Narasi yang dihembuskan oleh kandidat tidak jarang membuat kegaduhan dan kebisingan di ruang publik, memekakkan telinga dan menyesakkan dada. Saling klaim akan kebenaran  atau truth claim, merasa paling benar, dan mudah mendeskreditkan individu atau kelompok yang berbeda pilihan.

Pertanyaan yang paling dasar adalah itu fenomena apa dan mengapa itu bisa terjadi?Jawabanya ada pada era post truth, era dimana matinya nalar dan matinya objektifiktas. Hari ini objektifitas merupakan barang langka yang sudah terdistorsi dengan maraknya emotional truth. Kepercayaan merupakan basis utama yang dijadikan pijakan untuk menilai dan menyimpulkan sesuatu.

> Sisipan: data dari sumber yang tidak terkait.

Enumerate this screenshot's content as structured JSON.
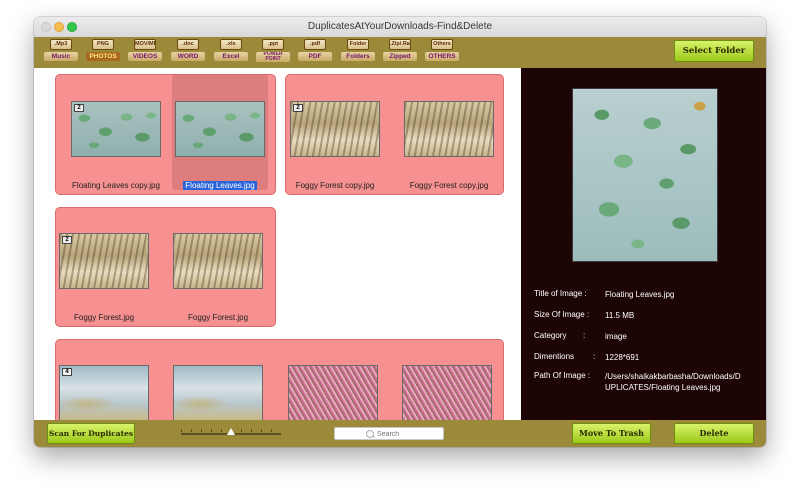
{
  "window": {
    "title": "DuplicatesAtYourDownloads-Find&Delete"
  },
  "toolbar": {
    "categories": [
      {
        "icon_text": ".Mp3",
        "label": "Music"
      },
      {
        "icon_text": "PNG",
        "label": "PHOTOS"
      },
      {
        "icon_text": "MOV/MP4",
        "label": "VIDEOS"
      },
      {
        "icon_text": ".doc",
        "label": "WORD"
      },
      {
        "icon_text": ".xls",
        "label": "Excel"
      },
      {
        "icon_text": ".ppt",
        "label": "POWER POINT"
      },
      {
        "icon_text": ".pdf",
        "label": "PDF"
      },
      {
        "icon_text": "Folder",
        "label": "Folders"
      },
      {
        "icon_text": ".Zip/.Rar",
        "label": "Zipped"
      },
      {
        "icon_text": "Others",
        "label": "OTHERS"
      }
    ],
    "selected_category": "PHOTOS",
    "select_folder_label": "Select Folder"
  },
  "groups": [
    {
      "count": "2",
      "items": [
        {
          "name": "Floating Leaves copy.jpg",
          "image": "leaves-icon"
        },
        {
          "name": "Floating Leaves.jpg",
          "image": "leaves-icon",
          "selected": true
        }
      ]
    },
    {
      "count": "2",
      "items": [
        {
          "name": "Foggy Forest copy.jpg",
          "image": "forest-icon"
        },
        {
          "name": "Foggy Forest copy.jpg",
          "image": "forest-icon"
        }
      ]
    },
    {
      "count": "2",
      "items": [
        {
          "name": "Foggy Forest.jpg",
          "image": "forest-icon"
        },
        {
          "name": "Foggy Forest.jpg",
          "image": "forest-icon"
        }
      ]
    },
    {
      "count": "4",
      "items": [
        {
          "name": "",
          "image": "mist-icon"
        },
        {
          "name": "",
          "image": "mist-icon"
        },
        {
          "name": "",
          "image": "grass-icon"
        },
        {
          "name": "",
          "image": "grass-icon"
        }
      ]
    }
  ],
  "details": {
    "title_label": "Title of Image :",
    "title_value": "Floating Leaves.jpg",
    "size_label": "Size Of Image :",
    "size_value": "11.5 MB",
    "category_label": "Category",
    "category_value": "image",
    "dimensions_label": "Dimentions",
    "dimensions_value": "1228*691",
    "path_label": "Path Of Image :",
    "path_value": "/Users/shaikakbarbasha/Downloads/DUPLICATES/Floating Leaves.jpg"
  },
  "bottombar": {
    "scan_label": "Scan For Duplicates",
    "search_placeholder": "Search",
    "trash_label": "Move To Trash",
    "delete_label": "Delete",
    "slider_value": 0.5
  },
  "colors": {
    "bar": "#9a8a3a",
    "group_bg": "#f79090",
    "panel_bg": "#1e0505",
    "button_green": "#b5de36"
  }
}
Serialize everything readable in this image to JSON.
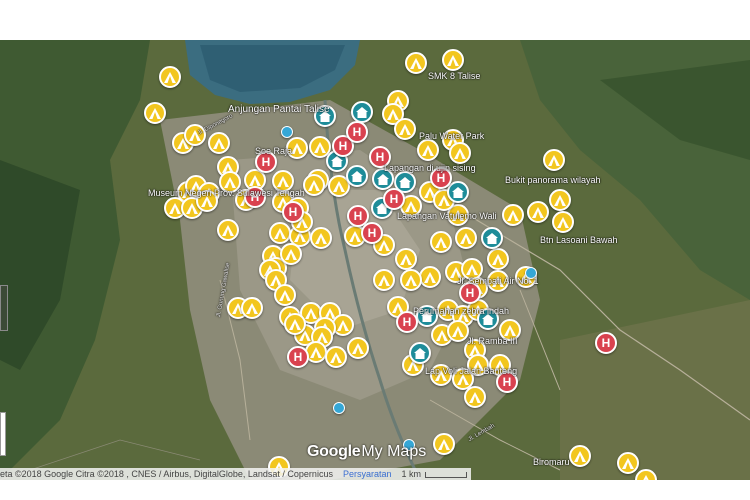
{
  "map": {
    "brand": {
      "google": "Google",
      "mymaps": "My Maps"
    },
    "attribution": {
      "credit": "eta ©2018 Google Citra ©2018 , CNES / Airbus, DigitalGlobe, Landsat / Copernicus",
      "terms": "Persyaratan",
      "scale": "1 km"
    },
    "place_labels": [
      "SMK 8 Talise",
      "Anjungan Pantai Talise",
      "Soe Raja",
      "Palu Water Park",
      "Lapangan di ujin sising",
      "Bukit panorama wilayah",
      "Museum Negeri Prov. Sulawesi Tengah",
      "Lapangan Vatulemo Wali",
      "Btn Lasoani Bawah",
      "Jl. Sempati Air No. 1",
      "Perumahan zebra indah",
      "Jl. Ramba III",
      "Lap Voli Jalan Banteng",
      "Biromaru"
    ],
    "road_labels": [
      "Jl. Diponegoro",
      "Jl. Gunung Gawalise",
      "Jl. Lembah"
    ],
    "marker_types": {
      "camp": {
        "icon": "tent-icon",
        "color": "#f2c61f"
      },
      "hospital": {
        "icon": "hospital-icon",
        "letter": "H",
        "color": "#d9424f"
      },
      "shelter": {
        "icon": "house-icon",
        "color": "#1e8c99"
      },
      "poi": {
        "icon": "place-icon",
        "color": "#35a7d6"
      }
    }
  }
}
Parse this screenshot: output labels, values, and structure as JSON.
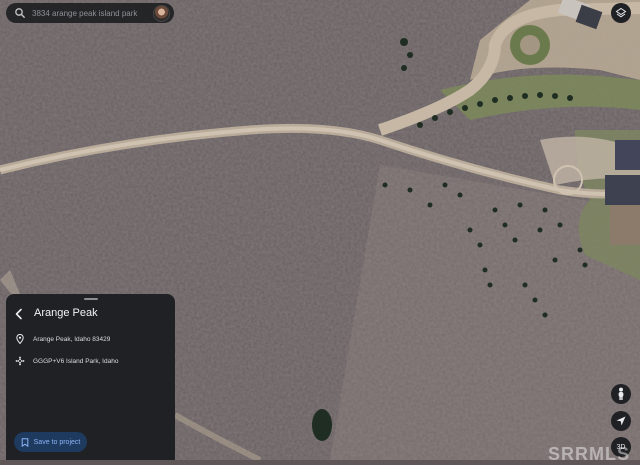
{
  "search": {
    "query": "3834 arange peak island park"
  },
  "place": {
    "title": "Arange Peak",
    "address": "Arange Peak, Idaho 83429",
    "plus_code": "GGGP+V6 Island Park, Idaho",
    "save_label": "Save to project"
  },
  "controls": {
    "view_mode": "3D"
  },
  "watermark": "SRRMLS",
  "colors": {
    "panel_bg": "#202124",
    "accent_blue": "#8ab4f8",
    "save_button_bg": "#1e3a5f"
  },
  "icons": {
    "search": "search-icon",
    "layers": "layers-icon",
    "back": "back-arrow-icon",
    "location": "location-pin-icon",
    "plus_code": "plus-code-icon",
    "bookmark": "bookmark-icon",
    "pegman": "pegman-icon",
    "compass": "compass-icon"
  }
}
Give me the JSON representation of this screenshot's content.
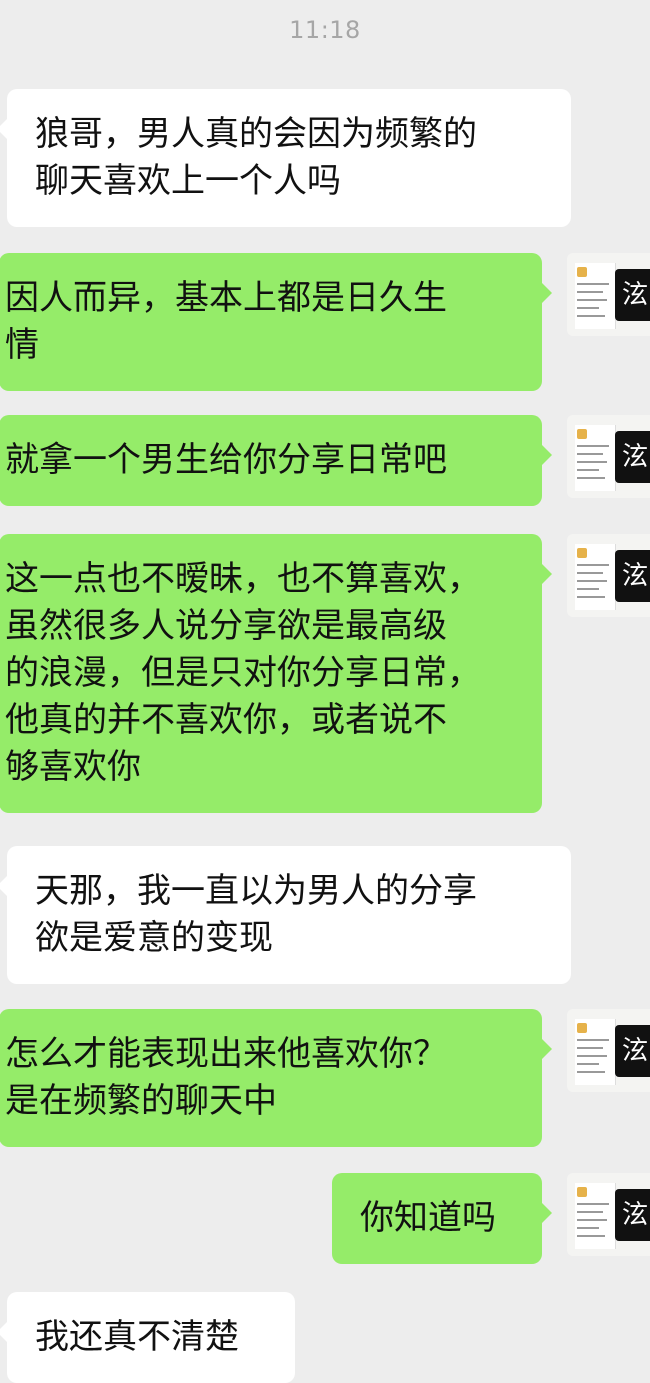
{
  "status": {
    "time": "11:18"
  },
  "messages": [
    {
      "side": "in",
      "lines": [
        "狼哥，男人真的会因为频繁的",
        "聊天喜欢上一个人吗"
      ]
    },
    {
      "side": "out",
      "lines": [
        "因人而异，基本上都是日久生",
        "情"
      ]
    },
    {
      "side": "out",
      "lines": [
        "就拿一个男生给你分享日常吧"
      ]
    },
    {
      "side": "out",
      "lines": [
        "这一点也不暧昧，也不算喜欢，",
        "虽然很多人说分享欲是最高级",
        "的浪漫，但是只对你分享日常，",
        "他真的并不喜欢你，或者说不",
        "够喜欢你"
      ]
    },
    {
      "side": "in",
      "lines": [
        "天那，我一直以为男人的分享",
        "欲是爱意的变现"
      ]
    },
    {
      "side": "out",
      "lines": [
        "怎么才能表现出来他喜欢你？",
        "是在频繁的聊天中"
      ]
    },
    {
      "side": "out",
      "lines": [
        "你知道吗"
      ]
    },
    {
      "side": "in",
      "lines": [
        "我还真不清楚"
      ]
    }
  ],
  "avatar": {
    "icon": "calligraphy-avatar-icon",
    "glyph": "泫"
  },
  "colors": {
    "background": "#ededed",
    "outgoing_bubble": "#95ec69",
    "incoming_bubble": "#ffffff"
  }
}
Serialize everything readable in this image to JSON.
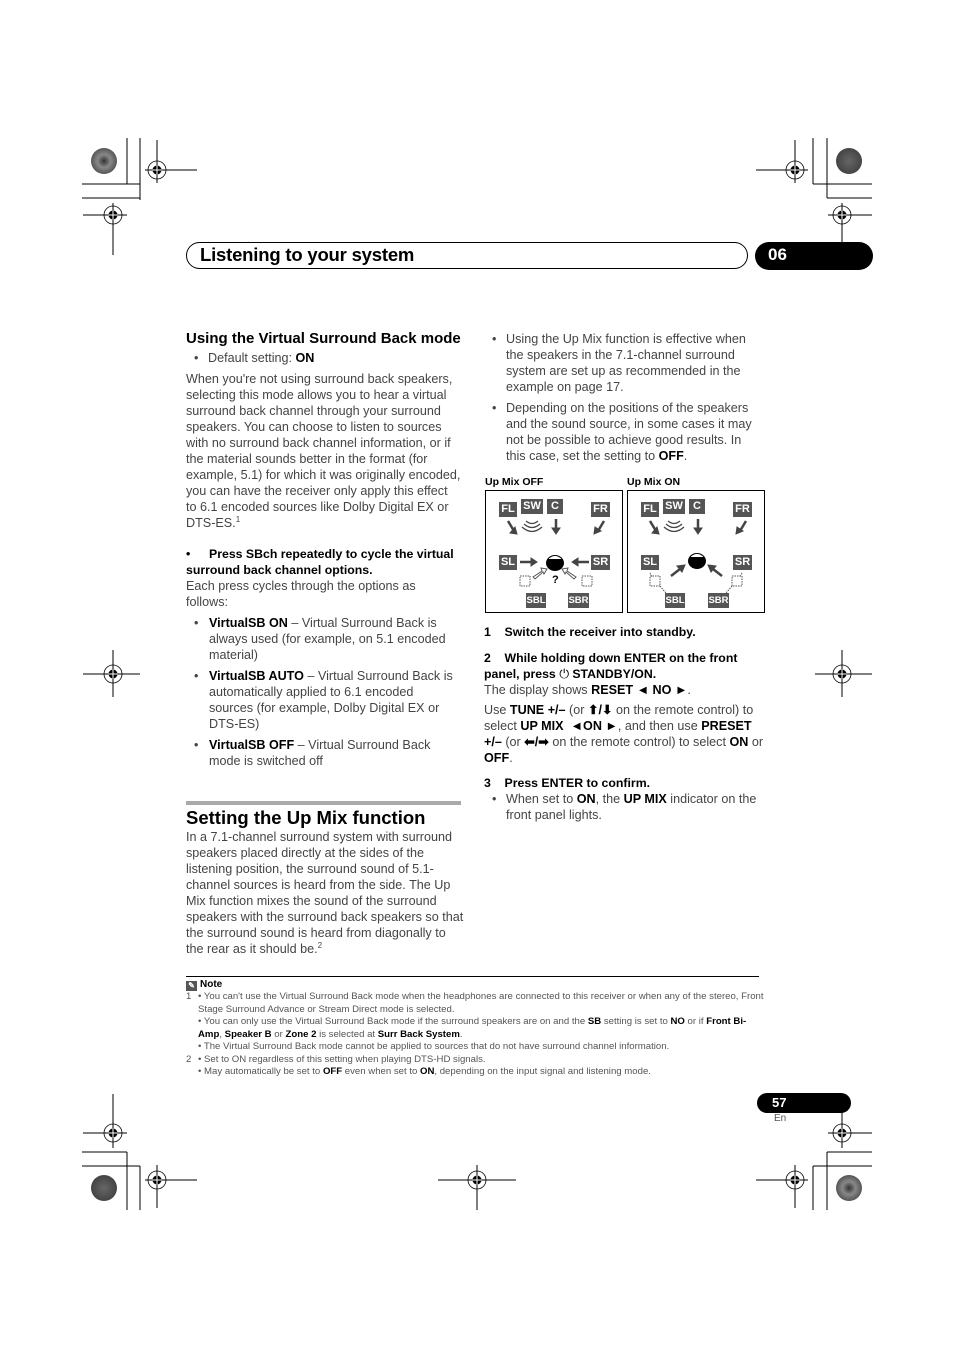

Bahkan, kita tidak jarang menemukan berbagai hal yang menabrak rasionalitas, tapi sebagian dari kita dengan gagap gempita meyakini itu sebagai sebuah kebenaran tunggal. Ini yang menjadi masalah, kebenaran tunggal yang dilahirkan dari emotional truth sehingga menipu kesadaran publik dan melahirkan kesadaran palsu atau false conciusness.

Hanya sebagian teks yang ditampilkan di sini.